De ce point de vue, Nada fournit une illustration particulière des problématiques contemporaines qui se posent à toute compagnie professionnelle indépendante : singularité des choix esthétiques concernant le processus créatif (formes des oeuvres et des modes de rapport de celles-ci aux publics), "fertilisation croisée" du processus créatif par d'autres disciplines artistiques, mais également par certaines des attentes contemporaines des publics, prise en compte de la diversité de ceux-ci tout autant que de la structuration et des réseaux actuels du champ théâtral, dialectique entre ancrage local et essaimage par itinérance...

Sur cette question, la tension que nous avons décrite entre les trois processus d'ancrage - implantation local, d'itinérance - essaimage par nomadisme, de variation - stabilisation d'un réseau de partenaires privilégiés représente un triangle contemporain stratégique, vis-à-vis duquel chaque compagnie professionnelle est amenée à se situer de manière singulière.
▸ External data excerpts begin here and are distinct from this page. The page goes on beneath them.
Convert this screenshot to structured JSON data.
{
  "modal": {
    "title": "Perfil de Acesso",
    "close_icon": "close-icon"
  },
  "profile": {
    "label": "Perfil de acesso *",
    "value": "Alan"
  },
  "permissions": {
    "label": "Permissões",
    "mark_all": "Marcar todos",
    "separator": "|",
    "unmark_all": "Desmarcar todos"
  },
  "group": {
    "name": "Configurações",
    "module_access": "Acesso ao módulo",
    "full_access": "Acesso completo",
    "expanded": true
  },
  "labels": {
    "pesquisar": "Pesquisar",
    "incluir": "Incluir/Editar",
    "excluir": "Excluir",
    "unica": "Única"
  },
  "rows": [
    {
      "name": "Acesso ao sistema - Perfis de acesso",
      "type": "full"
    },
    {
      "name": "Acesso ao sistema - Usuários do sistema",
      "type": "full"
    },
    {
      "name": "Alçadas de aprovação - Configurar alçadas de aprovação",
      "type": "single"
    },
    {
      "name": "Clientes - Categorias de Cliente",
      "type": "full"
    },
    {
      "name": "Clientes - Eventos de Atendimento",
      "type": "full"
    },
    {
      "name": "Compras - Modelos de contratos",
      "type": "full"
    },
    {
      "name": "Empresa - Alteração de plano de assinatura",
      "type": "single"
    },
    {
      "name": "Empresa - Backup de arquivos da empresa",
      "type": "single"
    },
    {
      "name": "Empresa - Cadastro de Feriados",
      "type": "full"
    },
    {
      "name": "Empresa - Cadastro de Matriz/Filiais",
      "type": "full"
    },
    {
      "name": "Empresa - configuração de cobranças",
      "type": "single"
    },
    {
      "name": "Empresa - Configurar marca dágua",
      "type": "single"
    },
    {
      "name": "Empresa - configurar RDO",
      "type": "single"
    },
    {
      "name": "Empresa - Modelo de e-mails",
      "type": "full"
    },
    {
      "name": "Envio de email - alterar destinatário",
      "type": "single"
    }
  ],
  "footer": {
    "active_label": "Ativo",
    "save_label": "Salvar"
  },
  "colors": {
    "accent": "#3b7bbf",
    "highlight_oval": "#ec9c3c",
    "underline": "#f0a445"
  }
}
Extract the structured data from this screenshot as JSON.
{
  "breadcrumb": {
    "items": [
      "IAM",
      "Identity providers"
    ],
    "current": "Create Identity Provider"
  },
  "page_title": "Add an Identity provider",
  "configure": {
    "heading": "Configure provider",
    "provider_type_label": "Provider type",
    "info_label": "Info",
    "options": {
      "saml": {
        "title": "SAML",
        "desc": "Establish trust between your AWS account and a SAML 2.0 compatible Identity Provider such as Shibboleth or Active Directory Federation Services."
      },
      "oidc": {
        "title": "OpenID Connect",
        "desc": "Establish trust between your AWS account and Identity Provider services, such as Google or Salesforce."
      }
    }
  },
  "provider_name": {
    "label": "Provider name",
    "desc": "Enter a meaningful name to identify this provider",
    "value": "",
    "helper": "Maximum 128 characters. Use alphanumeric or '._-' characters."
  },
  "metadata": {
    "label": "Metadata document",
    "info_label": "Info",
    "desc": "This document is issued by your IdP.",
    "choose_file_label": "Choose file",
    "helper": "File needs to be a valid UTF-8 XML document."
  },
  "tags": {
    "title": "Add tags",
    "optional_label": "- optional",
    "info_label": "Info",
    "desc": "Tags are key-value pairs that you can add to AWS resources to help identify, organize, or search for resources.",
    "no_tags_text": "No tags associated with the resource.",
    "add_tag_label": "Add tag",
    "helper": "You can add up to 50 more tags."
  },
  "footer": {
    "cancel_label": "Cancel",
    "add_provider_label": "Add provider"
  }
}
Au bout du compte, les différentes polarités qu'on vient de souligner montrent la complexité particulière du compromis stratégique que Nada tente d'élaborer et de réaliser. Les questions abordées montrent d'ailleurs l'intrication constante entre facteurs internes à Nada et facteurs contextuels à l'entreprise, mais aussi entre facteurs plutôt idéologiques et facteurs relevant de l'organisation même de la compagnie. Si ce constat renforce notre propre a priori générique de la nécessaire prise en compte d'une pluralité de logiques, irréductibles les unes aux autres, il pointe également combien la fonction transversale de coordination - gestion générale ne peut en aucun cas être considérée comme une simple fonction d'"intendance", mais se trouve bien au coeur même du projet artistique et de ses possibilités de réalisation.